Platelet transfusions are lifesaving for cancer patients, those receiving organ or bone marrow transplants, victims of traumatic injuries, and patients undergoing heart surgery. Every time that you roll up your sleeve and donate platelets, you are giving a patient in need a better chance at recovery. At Bloodworks Research Institute, we are dedicated to maximizing the amount of good that your donation makes possible, searching for new ways to improve the safety and efficacy of blood.
In particular, my lab is studying if the way that we store platelets after donation impacts their effectiveness. Under current standards, donated platelets are stored at room temperature and can be stored for up to 5 days. However, we have shown that storing platelets in the refrigerator instead of at room temperature can lead to better platelet function, and that in cases of active bleeding like surgery and trauma, these cold-stored platelets may be a better clinical choice.

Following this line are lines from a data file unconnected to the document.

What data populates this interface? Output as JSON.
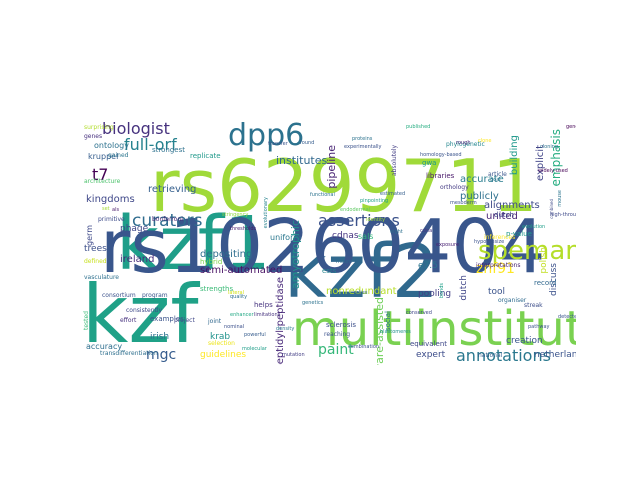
{
  "words": [
    {
      "text": "rs6299711",
      "color": "#a0da39"
    },
    {
      "text": "kzf1",
      "color": "#1f9e89"
    },
    {
      "text": "kzf2",
      "color": "#30698e"
    },
    {
      "text": "kzf",
      "color": "#1fa187"
    },
    {
      "text": "rs10260404",
      "color": "#39568c"
    },
    {
      "text": "multiinstitutional",
      "color": "#7ad151"
    },
    {
      "text": "dpp6",
      "color": "#2c728e"
    },
    {
      "text": "spemann/mangold",
      "color": "#b5de2b"
    },
    {
      "text": "assertions",
      "color": "#3b528b"
    },
    {
      "text": "biologist",
      "color": "#46327e"
    },
    {
      "text": "full-orf",
      "color": "#26828e"
    },
    {
      "text": "curators",
      "color": "#2f6c8e"
    },
    {
      "text": "paint",
      "color": "#35b779"
    },
    {
      "text": "znf91",
      "color": "#fde725"
    },
    {
      "text": "mgc",
      "color": "#365c8d"
    },
    {
      "text": "t7",
      "color": "#440154"
    },
    {
      "text": "annotations",
      "color": "#2a788e"
    },
    {
      "text": "emphasis",
      "color": "#26ad81"
    },
    {
      "text": "institutes",
      "color": "#31688e"
    },
    {
      "text": "pipeline",
      "color": "#482374"
    },
    {
      "text": "amyotrophic",
      "color": "#21918c"
    },
    {
      "text": "software-assisted",
      "color": "#6ece58"
    },
    {
      "text": "alignments",
      "color": "#3e4a89"
    },
    {
      "text": "building",
      "color": "#1f988b"
    },
    {
      "text": "explicit",
      "color": "#414487"
    },
    {
      "text": "united",
      "color": "#482475"
    },
    {
      "text": "accurate",
      "color": "#287c8e"
    },
    {
      "text": "publicly",
      "color": "#2d708e"
    },
    {
      "text": "retrieving",
      "color": "#355f8d"
    },
    {
      "text": "kingdoms",
      "color": "#3f4889"
    },
    {
      "text": "depositing",
      "color": "#2e6e8e"
    },
    {
      "text": "semi-automated",
      "color": "#471063"
    },
    {
      "text": "ireland",
      "color": "#472d7b"
    },
    {
      "text": "nonredundant",
      "color": "#b8de29"
    },
    {
      "text": "dipeptidyl-peptidase",
      "color": "#482979"
    },
    {
      "text": "guidelines",
      "color": "#fde725"
    },
    {
      "text": "netherlands",
      "color": "#3a548c"
    },
    {
      "text": "creation",
      "color": "#39558c"
    },
    {
      "text": "expert",
      "color": "#3d4d8a"
    },
    {
      "text": "pooling",
      "color": "#433e85"
    },
    {
      "text": "dutch",
      "color": "#404688"
    },
    {
      "text": "discuss",
      "color": "#3b518b"
    },
    {
      "text": "tool",
      "color": "#3a538b"
    },
    {
      "text": "e7.5",
      "color": "#2b748e"
    },
    {
      "text": "polish",
      "color": "#c2df23"
    },
    {
      "text": "cdnas",
      "color": "#453581"
    },
    {
      "text": "sals",
      "color": "#31b57b"
    },
    {
      "text": "irish",
      "color": "#2c718e"
    },
    {
      "text": "krab",
      "color": "#20928c"
    },
    {
      "text": "phage",
      "color": "#3f4788"
    },
    {
      "text": "trees",
      "color": "#3c4f8a"
    },
    {
      "text": "germ",
      "color": "#3e4989"
    },
    {
      "text": "kruppel",
      "color": "#365d8d"
    },
    {
      "text": "ontology",
      "color": "#2c718e"
    },
    {
      "text": "gwa",
      "color": "#1e9b8a"
    },
    {
      "text": "libraries",
      "color": "#48186a"
    },
    {
      "text": "dutch",
      "color": "#404688"
    },
    {
      "text": "p-value",
      "color": "#1f978b"
    },
    {
      "text": "ests",
      "color": "#25848e"
    },
    {
      "text": "uniform",
      "color": "#2a778e"
    },
    {
      "text": "helps",
      "color": "#46337f"
    },
    {
      "text": "strengths",
      "color": "#3aba76"
    },
    {
      "text": "hybrid",
      "color": "#7fd34e"
    },
    {
      "text": "social",
      "color": "#2a768e"
    },
    {
      "text": "sclerosis",
      "color": "#3c4f8a"
    },
    {
      "text": "reaching",
      "color": "#3b518b"
    },
    {
      "text": "equivalent",
      "color": "#3f4889"
    },
    {
      "text": "national",
      "color": "#355e8d"
    },
    {
      "text": "record",
      "color": "#31688e"
    },
    {
      "text": "organiser",
      "color": "#2f6b8e"
    },
    {
      "text": "interpretations",
      "color": "#482071"
    },
    {
      "text": "inferences",
      "color": "#fde725"
    },
    {
      "text": "accuracy",
      "color": "#2e6e8e"
    },
    {
      "text": "examples",
      "color": "#3a538b"
    },
    {
      "text": "strongest",
      "color": "#2d718e"
    },
    {
      "text": "replicate",
      "color": "#1f998a"
    },
    {
      "text": "gained",
      "color": "#2b758e"
    },
    {
      "text": "architecture",
      "color": "#4cc26c"
    },
    {
      "text": "primitive",
      "color": "#3e4c8a"
    },
    {
      "text": "vasculature",
      "color": "#2d708e"
    },
    {
      "text": "consortium",
      "color": "#3b518b"
    },
    {
      "text": "program",
      "color": "#39568c"
    },
    {
      "text": "effort",
      "color": "#46317e"
    },
    {
      "text": "project",
      "color": "#3f4788"
    },
    {
      "text": "consistently",
      "color": "#3e4989"
    },
    {
      "text": "transdifferentiation",
      "color": "#2e6f8e"
    },
    {
      "text": "bonferroni",
      "color": "#482576"
    },
    {
      "text": "phylogenetic",
      "color": "#24868e"
    },
    {
      "text": "absolutely",
      "color": "#433e85"
    },
    {
      "text": "orthology",
      "color": "#443a83"
    },
    {
      "text": "article",
      "color": "#39568c"
    },
    {
      "text": "streak",
      "color": "#3d4e8a"
    },
    {
      "text": "selection",
      "color": "#ece51b"
    },
    {
      "text": "joint",
      "color": "#31688e"
    },
    {
      "text": "surprising",
      "color": "#b2dd2d"
    },
    {
      "text": "genes",
      "color": "#46307e"
    },
    {
      "text": "set",
      "color": "#a5db36"
    },
    {
      "text": "als",
      "color": "#48186a"
    },
    {
      "text": "defined",
      "color": "#c8e020"
    },
    {
      "text": "tested",
      "color": "#3aba76"
    },
    {
      "text": "enhancer",
      "color": "#22a884"
    },
    {
      "text": "thresholds",
      "color": "#481a6c"
    },
    {
      "text": "mouse",
      "color": "#2b748e"
    },
    {
      "text": "gene",
      "color": "#440154"
    },
    {
      "text": "cdna",
      "color": "#443983"
    },
    {
      "text": "hypothesize",
      "color": "#3b528b"
    },
    {
      "text": "stringency",
      "color": "#90d743"
    },
    {
      "text": "pinpointing",
      "color": "#1fa088"
    },
    {
      "text": "homology-based",
      "color": "#3a548c"
    },
    {
      "text": "evolutionary",
      "color": "#26828e"
    },
    {
      "text": "functional",
      "color": "#2c738e"
    },
    {
      "text": "lateral",
      "color": "#d2e21b"
    },
    {
      "text": "endodermal",
      "color": "#5ec962"
    },
    {
      "text": "nominal",
      "color": "#3c508b"
    },
    {
      "text": "bonds",
      "color": "#1fa088"
    },
    {
      "text": "relies",
      "color": "#31688e"
    },
    {
      "text": "powerful",
      "color": "#365c8d"
    },
    {
      "text": "quality",
      "color": "#2e6e8e"
    },
    {
      "text": "transfer",
      "color": "#3a548c"
    },
    {
      "text": "experimentally",
      "color": "#3b528b"
    },
    {
      "text": "proteins",
      "color": "#2c728e"
    },
    {
      "text": "published",
      "color": "#26ad81"
    },
    {
      "text": "rough",
      "color": "#482878"
    },
    {
      "text": "found",
      "color": "#365d8d"
    },
    {
      "text": "mesoderm",
      "color": "#3b528b"
    },
    {
      "text": "mount",
      "color": "#2f6c8e"
    },
    {
      "text": "clone",
      "color": "#fde725"
    },
    {
      "text": "limitations",
      "color": "#46327e"
    },
    {
      "text": "cloning",
      "color": "#2c728e"
    },
    {
      "text": "high-throughput",
      "color": "#3e4989"
    },
    {
      "text": "evolution",
      "color": "#1f9e89"
    },
    {
      "text": "goal",
      "color": "#2a788e"
    },
    {
      "text": "widely-used",
      "color": "#440154"
    },
    {
      "text": "combined",
      "color": "#3e4989"
    },
    {
      "text": "estimated",
      "color": "#355f8d"
    },
    {
      "text": "identity",
      "color": "#a0da39"
    },
    {
      "text": "eight",
      "color": "#2d708e"
    },
    {
      "text": "density",
      "color": "#2a788e"
    },
    {
      "text": "genetics",
      "color": "#2c728e"
    },
    {
      "text": "conserved",
      "color": "#3f4788"
    },
    {
      "text": "blastomeres",
      "color": "#21918c"
    },
    {
      "text": "combination",
      "color": "#3b528b"
    },
    {
      "text": "mutation",
      "color": "#433e85"
    },
    {
      "text": "exposure",
      "color": "#482173"
    },
    {
      "text": "pathway",
      "color": "#3b528b"
    },
    {
      "text": "detected",
      "color": "#39568c"
    },
    {
      "text": "molecular",
      "color": "#1f9e89"
    }
  ]
}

This fall, my lab will be launching a clinical study to investigate the effectiveness of cold-stored platelets in cardiac surgery patients, funded through a new 4-year grant from the US Army Medical Research Program.
400,000 heart surgeries are performed in the US every year. A majority of these patients require the use of a cardiopulmonary bypass pump that maintains blood circulation during surgery. However, the plastic tubing on the bypass pump causes platelets to lose function, putting cardiac surgery patients at high risk for bleeding. To counteract this, heart surgery patients frequently receive transfusions of room-temperature platelets to stop or reduce bleeding. My team will be testing if refrigerated platelets are better than room-temperature platelets at stopping bleeding in cardiac surgery patients at Swedish Medical Center who come off bypass. We will test for platelet function during and after surgery, measure how much blood is lost, and other parameters.

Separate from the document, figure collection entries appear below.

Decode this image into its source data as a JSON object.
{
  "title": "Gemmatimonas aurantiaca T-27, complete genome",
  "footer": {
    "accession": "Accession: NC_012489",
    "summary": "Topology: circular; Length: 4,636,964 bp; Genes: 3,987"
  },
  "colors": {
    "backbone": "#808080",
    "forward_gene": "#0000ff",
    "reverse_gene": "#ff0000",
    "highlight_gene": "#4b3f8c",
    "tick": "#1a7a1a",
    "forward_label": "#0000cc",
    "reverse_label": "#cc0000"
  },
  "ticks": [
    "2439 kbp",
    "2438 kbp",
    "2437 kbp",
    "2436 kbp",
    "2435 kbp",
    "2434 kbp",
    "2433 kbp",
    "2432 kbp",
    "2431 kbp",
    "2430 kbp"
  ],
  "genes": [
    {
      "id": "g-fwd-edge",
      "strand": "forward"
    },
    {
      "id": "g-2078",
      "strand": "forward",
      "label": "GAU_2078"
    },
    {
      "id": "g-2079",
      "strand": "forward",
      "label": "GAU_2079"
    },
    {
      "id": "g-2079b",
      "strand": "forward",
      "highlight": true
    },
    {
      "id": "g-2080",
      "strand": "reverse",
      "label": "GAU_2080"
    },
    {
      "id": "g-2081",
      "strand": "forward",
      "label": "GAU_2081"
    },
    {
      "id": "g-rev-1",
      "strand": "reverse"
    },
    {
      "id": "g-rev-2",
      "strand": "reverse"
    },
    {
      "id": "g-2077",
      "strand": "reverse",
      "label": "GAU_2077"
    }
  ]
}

If we find that refrigerated platelets are better at reducing or stopping blood loss, all bleeding patients, not just cardiac surgery patients, could benefit. We could see reduced blood loss after trauma or surgeries, shorter intensive care unit stays, shorter hospitalizations, and fewer deaths after surgeries.
Today, blood banks can get permission from the Food and Drug administration to store donated platelets in the refrigerator, but only for three days. This is impractical for trauma patients in remote areas like rural hospitals or on the battlefield. If our study shows an advantage for cold-stored platelets, this could have an immediate impact and improve transfusion practice for all actively bleeding patients, including military servicemen and veterans alike.
Apart from the benefit for actively bleeding patients, this study could also have a marked impact on blood banking practices. By storing platelets in the fridge, we reduce the risk of bacterial growth and therefore could safely store platelets for longer periods. Storage time of cold-stored platelets could be extended to 15 or even 20 days, greatly alleviating shortages, reducing waste from outdating and thereby improving the blood supply both locally and at remote hospitals and military stations.
Dr. Moritz Stolla is an Assistant Member of the Bloodworks Research Institute and Associate Medical Director of the Blood Transfusion Service at Swedish Medical Center. Dr. Stolla and his team at Bloodworks study platelets, the blood cells that help control bleeding.